According to official estimates, Tuesday was the day the global population reached eight billion people. Recent population spikes, particularly in India and China, grew the number faster than population experts would have predicted fifty years ago, though they may be slowing now.

Population growth is an ever-increasing curve. It took hundreds of thousands or even millions of years for the human population to reach one billion, which is estimated to have happened in 1803. In 1927, after the first World War, we hit 2 billion. Three billion happened in 1960. Four billion was reached in 1974, and many predicted dire global consequences if we ever hit six.

Five billion hit in 1987, and six billion in 1999. Seven billion was in 2011 or 2012, based on different schools of estimation. And yesterday, population science tells us we became eight billion people sharing a planet.

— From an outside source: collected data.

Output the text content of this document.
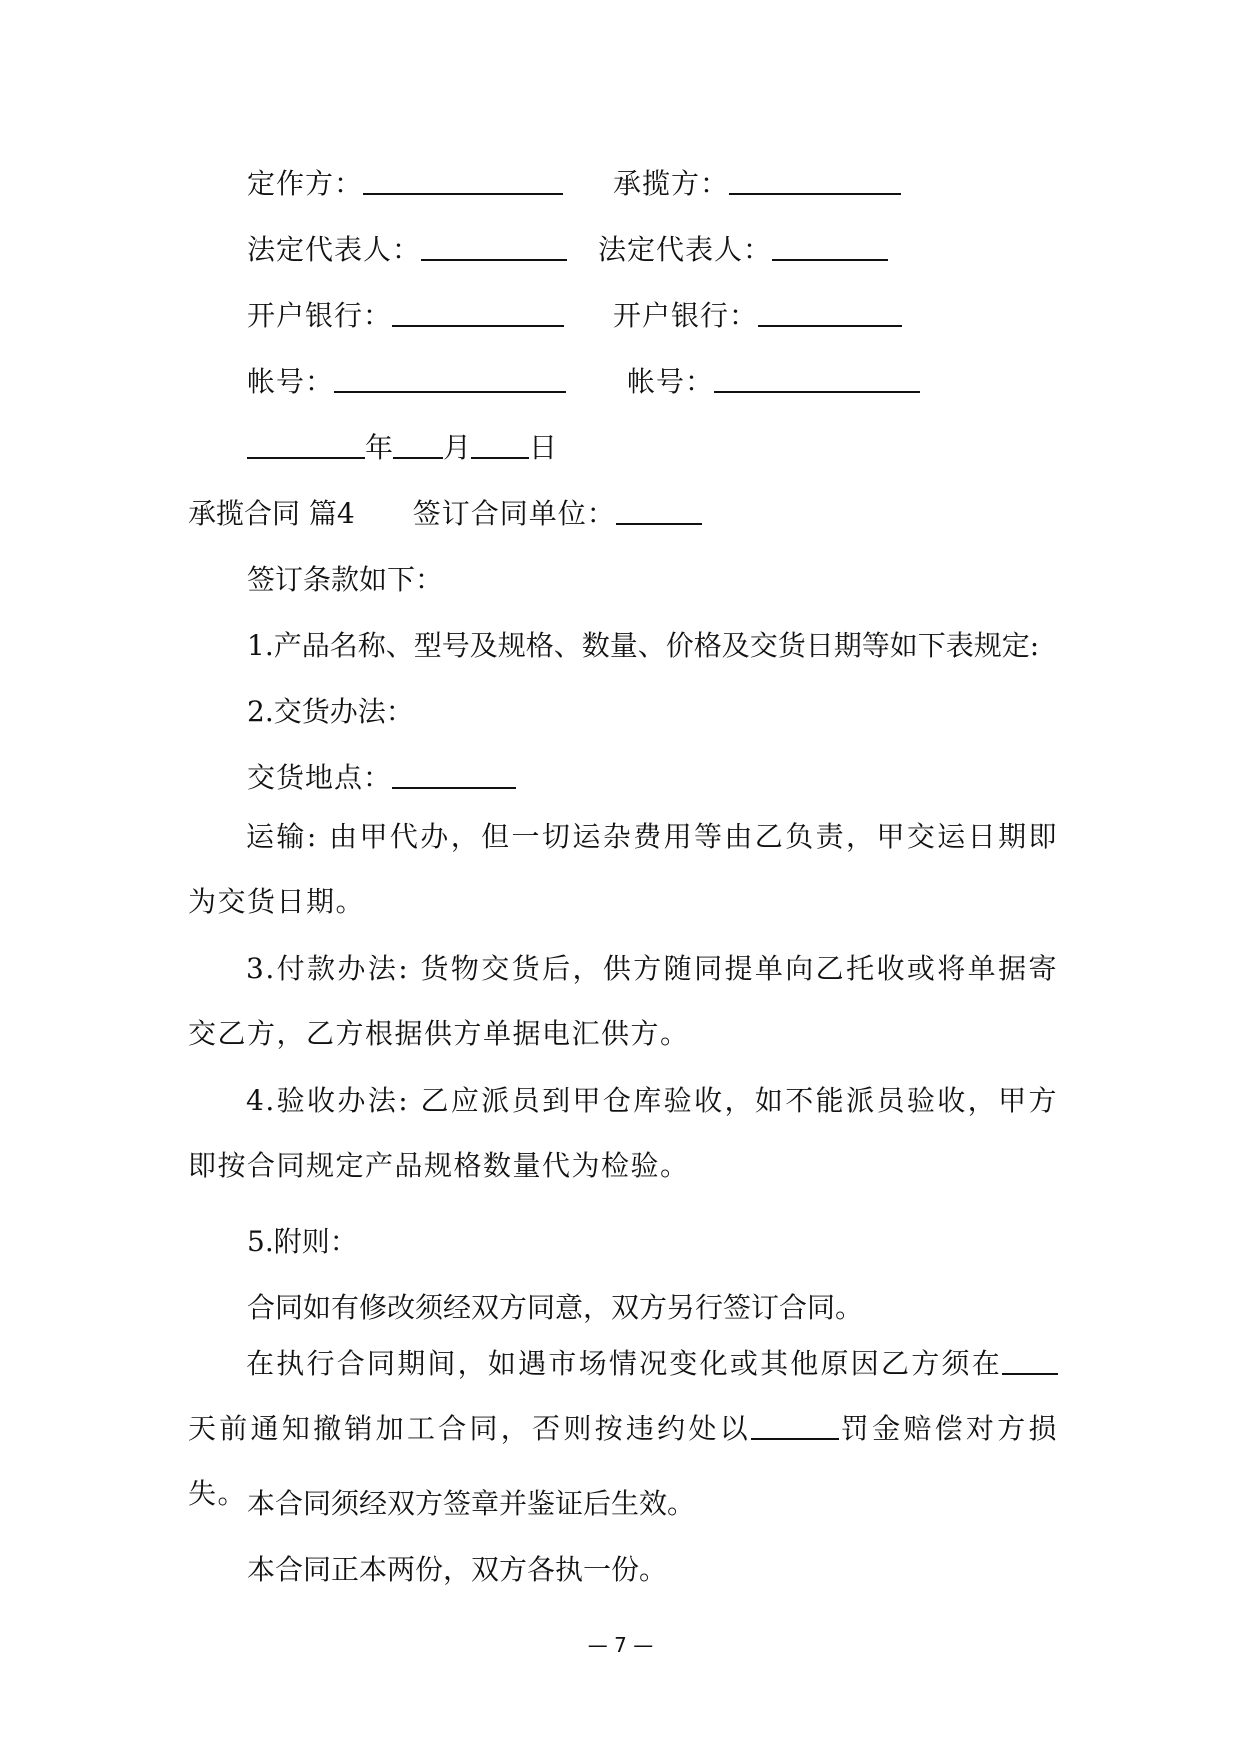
定作方：	承揽方：
法定代表人：	法定代表人：
开户银行：	开户银行：
帐号：	帐号：
年 月 日
承揽合同 篇4 签订合同单位：
签订条款如下：
1.产品名称、型号及规格、数量、价格及交货日期等如下表规定:
2.交货办法：
交货地点：
运输: 由甲代办，但一切运杂费用等由乙负责，甲交运日期即为交货日期。
3.付款办法: 货物交货后，供方随同提单向乙托收或将单据寄交乙方，乙方根据供方单据电汇供方。
4.验收办法: 乙应派员到甲仓库验收，如不能派员验收，甲方即按合同规定产品规格数量代为检验。
5.附则：
合同如有修改须经双方同意，双方另行签订合同。
在执行合同期间，如遇市场情况变化或其他原因乙方须在天前通知撤销加工合同，否则按违约处以	罚金赔偿对方损失。 本合同须经双方签章并鉴证后生效。
本合同正本两份，双方各执一份。
— 7 —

The intervals are important, so let’s list them out:

1b to 2b: 123 years
2b to 3b: 33 years
3b to 4b: 14 years
4b to 5b: 13 years
5b to 6b: 12 years
6b to 7b: 12 or 13 years
7b to 8b: 11 or 10 years

The population growth right now is the lowest it has been since 1950, with less than 1% of growth in 2020, and a UN report estimates we’ll see significantly longer interval between eight billion people and nine billion – almost thirty years. The same report predicts a long population peak in the 2080s of approximately 10.4 billion, and then a potential decline.

Is yesterday literally the day the eight billionth baby was born? No, and there’s no way to assign an actual exact day – there is no global census and it certainly couldn’t be done in real time. But it is important to mark the statistical milestone, all the same, and consider what it means.